3.05.2014

CENTENARIO DE PLATERO Y YO



(Por Francisco de Asís González Ortega, Profesor de Lengua y Literatura)
 El Grupo de Literatura La Sierpe y el Laúd, se suma a un centenario poco conocido pero de gran trascendencia para la literatura española como es el de la publicación del primer Platero, del gran poeta Juan Ramón Jiménez, con este artículo.

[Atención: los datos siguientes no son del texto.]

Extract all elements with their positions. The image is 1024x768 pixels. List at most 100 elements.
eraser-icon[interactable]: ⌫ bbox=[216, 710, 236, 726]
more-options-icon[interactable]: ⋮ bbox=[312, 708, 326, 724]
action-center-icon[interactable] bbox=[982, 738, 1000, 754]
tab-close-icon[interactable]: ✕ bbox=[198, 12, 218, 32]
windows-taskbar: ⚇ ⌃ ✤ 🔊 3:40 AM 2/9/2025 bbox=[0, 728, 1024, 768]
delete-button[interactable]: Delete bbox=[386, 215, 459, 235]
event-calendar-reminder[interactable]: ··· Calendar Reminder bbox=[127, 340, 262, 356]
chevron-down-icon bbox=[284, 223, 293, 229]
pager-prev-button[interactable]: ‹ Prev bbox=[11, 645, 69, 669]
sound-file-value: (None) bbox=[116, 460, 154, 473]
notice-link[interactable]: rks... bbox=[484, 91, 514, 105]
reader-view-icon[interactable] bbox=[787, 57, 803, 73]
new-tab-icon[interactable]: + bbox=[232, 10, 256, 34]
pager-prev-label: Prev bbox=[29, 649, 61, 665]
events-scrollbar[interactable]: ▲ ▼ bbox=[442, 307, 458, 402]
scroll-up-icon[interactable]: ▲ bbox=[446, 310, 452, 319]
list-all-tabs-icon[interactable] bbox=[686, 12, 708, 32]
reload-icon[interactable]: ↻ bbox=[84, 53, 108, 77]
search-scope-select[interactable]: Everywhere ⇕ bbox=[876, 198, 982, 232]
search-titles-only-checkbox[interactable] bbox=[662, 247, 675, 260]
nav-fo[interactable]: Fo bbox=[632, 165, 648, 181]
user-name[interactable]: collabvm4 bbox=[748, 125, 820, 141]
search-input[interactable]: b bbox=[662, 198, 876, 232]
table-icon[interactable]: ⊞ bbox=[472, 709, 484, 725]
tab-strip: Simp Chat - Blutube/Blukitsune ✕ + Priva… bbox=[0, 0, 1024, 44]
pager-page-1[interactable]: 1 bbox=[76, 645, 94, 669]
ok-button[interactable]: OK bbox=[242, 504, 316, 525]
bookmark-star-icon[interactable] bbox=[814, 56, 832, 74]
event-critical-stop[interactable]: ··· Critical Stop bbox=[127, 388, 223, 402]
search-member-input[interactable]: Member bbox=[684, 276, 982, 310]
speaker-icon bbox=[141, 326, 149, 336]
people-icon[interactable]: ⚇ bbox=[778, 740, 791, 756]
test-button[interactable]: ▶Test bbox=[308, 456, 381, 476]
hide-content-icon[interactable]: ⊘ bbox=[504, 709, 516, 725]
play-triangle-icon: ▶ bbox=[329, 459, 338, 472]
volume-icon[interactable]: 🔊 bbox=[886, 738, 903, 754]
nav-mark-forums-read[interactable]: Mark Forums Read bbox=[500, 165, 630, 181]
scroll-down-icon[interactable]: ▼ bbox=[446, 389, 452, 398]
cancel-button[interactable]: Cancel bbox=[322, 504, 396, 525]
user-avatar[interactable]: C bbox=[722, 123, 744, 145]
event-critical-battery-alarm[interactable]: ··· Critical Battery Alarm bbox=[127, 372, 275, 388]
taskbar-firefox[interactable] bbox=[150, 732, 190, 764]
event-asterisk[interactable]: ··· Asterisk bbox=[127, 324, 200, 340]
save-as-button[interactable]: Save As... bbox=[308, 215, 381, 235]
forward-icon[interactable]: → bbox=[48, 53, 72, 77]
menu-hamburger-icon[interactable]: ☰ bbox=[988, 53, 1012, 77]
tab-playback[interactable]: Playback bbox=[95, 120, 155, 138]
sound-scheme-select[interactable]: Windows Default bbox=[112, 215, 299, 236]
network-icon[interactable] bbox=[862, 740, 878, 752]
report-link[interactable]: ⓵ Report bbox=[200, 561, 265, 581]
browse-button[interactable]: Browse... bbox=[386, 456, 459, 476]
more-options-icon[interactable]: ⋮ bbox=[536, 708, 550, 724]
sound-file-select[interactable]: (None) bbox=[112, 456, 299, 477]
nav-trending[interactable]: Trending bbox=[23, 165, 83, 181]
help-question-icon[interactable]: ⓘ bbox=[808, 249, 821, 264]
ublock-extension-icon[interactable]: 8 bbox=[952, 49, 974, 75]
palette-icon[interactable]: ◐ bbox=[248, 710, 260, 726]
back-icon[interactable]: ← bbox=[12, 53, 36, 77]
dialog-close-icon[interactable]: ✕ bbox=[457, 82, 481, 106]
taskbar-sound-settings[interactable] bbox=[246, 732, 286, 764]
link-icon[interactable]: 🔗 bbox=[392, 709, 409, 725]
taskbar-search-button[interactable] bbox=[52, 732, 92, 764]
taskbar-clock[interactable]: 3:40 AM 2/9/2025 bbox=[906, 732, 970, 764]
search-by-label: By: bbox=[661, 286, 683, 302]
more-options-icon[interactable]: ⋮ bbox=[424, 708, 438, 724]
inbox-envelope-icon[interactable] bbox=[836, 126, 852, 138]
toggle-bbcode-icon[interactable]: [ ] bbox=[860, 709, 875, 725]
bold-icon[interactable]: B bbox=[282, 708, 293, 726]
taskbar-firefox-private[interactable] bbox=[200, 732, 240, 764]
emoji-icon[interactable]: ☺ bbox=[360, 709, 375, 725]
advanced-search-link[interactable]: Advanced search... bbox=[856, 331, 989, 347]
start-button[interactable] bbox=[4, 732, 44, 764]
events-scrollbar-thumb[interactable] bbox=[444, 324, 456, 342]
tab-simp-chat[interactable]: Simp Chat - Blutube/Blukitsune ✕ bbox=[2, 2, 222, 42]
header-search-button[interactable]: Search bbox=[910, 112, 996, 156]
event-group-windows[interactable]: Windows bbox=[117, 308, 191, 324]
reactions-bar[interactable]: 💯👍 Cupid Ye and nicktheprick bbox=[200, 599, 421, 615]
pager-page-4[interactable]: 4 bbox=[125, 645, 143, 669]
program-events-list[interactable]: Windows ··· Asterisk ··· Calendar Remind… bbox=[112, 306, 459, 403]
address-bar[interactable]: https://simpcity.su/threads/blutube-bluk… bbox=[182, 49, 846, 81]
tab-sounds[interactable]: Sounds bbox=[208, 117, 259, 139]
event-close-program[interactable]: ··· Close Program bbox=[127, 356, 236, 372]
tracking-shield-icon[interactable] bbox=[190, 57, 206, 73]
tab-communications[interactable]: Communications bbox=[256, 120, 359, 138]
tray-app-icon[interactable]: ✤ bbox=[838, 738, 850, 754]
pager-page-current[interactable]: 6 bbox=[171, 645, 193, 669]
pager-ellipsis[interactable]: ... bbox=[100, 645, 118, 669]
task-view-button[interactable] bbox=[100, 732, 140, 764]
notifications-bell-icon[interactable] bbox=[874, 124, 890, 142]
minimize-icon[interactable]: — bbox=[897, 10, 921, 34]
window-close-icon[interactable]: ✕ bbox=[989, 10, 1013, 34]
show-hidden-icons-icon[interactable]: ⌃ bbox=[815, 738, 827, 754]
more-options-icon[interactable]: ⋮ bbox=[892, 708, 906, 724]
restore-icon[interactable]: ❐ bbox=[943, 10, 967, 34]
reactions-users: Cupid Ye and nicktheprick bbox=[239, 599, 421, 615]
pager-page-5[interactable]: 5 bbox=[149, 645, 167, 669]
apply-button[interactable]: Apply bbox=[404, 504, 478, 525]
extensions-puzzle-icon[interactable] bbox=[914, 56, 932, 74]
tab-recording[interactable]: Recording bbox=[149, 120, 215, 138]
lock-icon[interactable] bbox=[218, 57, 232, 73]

Este 2014 será sin duda, en el ámbito literario, el año de Platero y yo, de Juan Ramón Jiménez, porque se conmemora el primer centenario de su publicación. Y en pocas ocasiones una efeméride de este tipo concita tanta unanimidad a la hora de valorar su  trascendencia. Es una obra llena de bellezas y profundidades, escrita en un arrebatado tono poético, con la que hemos aprendido a amar la literatura muchas generaciones. Pero es  a la vez una obra que no intenta ocultar realidades insondables vinculadas a la propia vida, como son las del sufrimiento y la muerte. Puede decirse entonces que, con este libro, también aprendemos a ser hombres.
Llama la atención que Francisco Giner de los Ríos, el alma de la Institución Libre de Enseñanza, se erigiera -nada más editarse- en uno de los principales valedores de este primer Platero, que vio la luz en la Navidad de 1914 con el significativo título de “La Elegía”.  Era en realidad una selección, destinada a los niños, que ni siquiera llevó a cabo el poeta moguereño, siempre tan al cuidado de sus escritos. De la versión definitiva, con 138 capítulos, que aparecerá en 1917, solo se incluían 64.  A juicio de quienes los agavillaron en el madrileño sello “La Lectura”, vinculado desde su fundación a la ILE, estos resultaban los más idóneos -por sus valores estéticos y espirituales- para que figuraran en la colección “Biblioteca Juventud”.  Durante el siglo transcurrido,  una gran mayoría de las innúmeras reediciones enfocadas a este tipo de público la han tomado como modelo en todo el mundo.
Es comprensible que Giner y sus colaboradores vieran en el libro la perfecta plasmación de algunos ideales pedagógicos institucionistas: el amor al paisaje y a los animales, el desarrollo de la sensibilidad, la observación detallada como forma de alcanzar el conocimiento…  Parte inseparable de este carácter formativo serían los varios capítulos que enfrentaban a los lectores jóvenes con la experiencia del dolor, con la conciencia de lo transitorio y de lo eterno. Un paso necesario, aunque terrible, que debe darse en cualquier proceso educacional. Muy oportunamente, algunas de las mejores páginas de esa “edición menor para muchachos” -como la calificara su autor- se encargan de recordárnoslo. 
Encontramos así cuatro emotivos poemas en prosa donde los niños son víctimas de la enfermedad o de la muerte: “Darbón”, “La tísica”, “El niño tonto” y “La niña chica”. Estos desoladores retratos parecen contradecir la imagen que de la infancia tiene Juan Ramón (“¡Isla de gracia, de frescura y de dicha, edad de oro de los niños!”, escribe en la “Advertencia a los hombres que lean este libro para niños” con la que se encabezaba esa primera versión). En capítulos diferentes se muestran otras pérdidas, no menos dolorosas: las de los animales, seres inocentes y desvalidos, siempre tan cercanos a la sensibilidad infantil. Son, en concreto, “El perro sarnoso” y “El canario se muere”, que preceden a los dedicados a la evocación elegíaca del propio burrito: “La muerte”, “Nostalgia”, “El borriquete” y “Melancolía”. A ellos se añade el conmovedor epílogo “A Platero en el cielo de Moguer”, con que se cierra el libro:

Dulce Platero trotón, burrillo mío, que llevaste mi alma tantas veces -¡sólo mi alma!- por aquellos hondos caminos de nopales, de malvas y de madreselvas; a ti este libro que habla de ti, ahora que puedes entenderlo. 

            Sí, “ahora que puedes entenderlo”. Porque, en su visión panteísta de la Naturaleza, Juan Ramón Jiménez nos enseña que nada acaba definitivamente. Los que desaparecen y se ausentan siguen a nuestro lado, aunque vayan a gozar, “en un prado del cielo”, de otra realidad mejor. Nos dejan, además, su recuerdo indeleble, su ternura, su alegría… Tras ellos llegará una rosa, o una mariposa blanca, regalándonos el consuelo de la continuidad. Es verdad que capítulos como los citados hace que nos asomemos a los abismos de la existencia, en la plenitud de su esperanza y de su hermosura. Y, lejos de aportar una visión melancólica o dolorida a causa de los límites de la condición humana, sitúan la lección moral de este Platero del lado de las cosas que parecen eternas.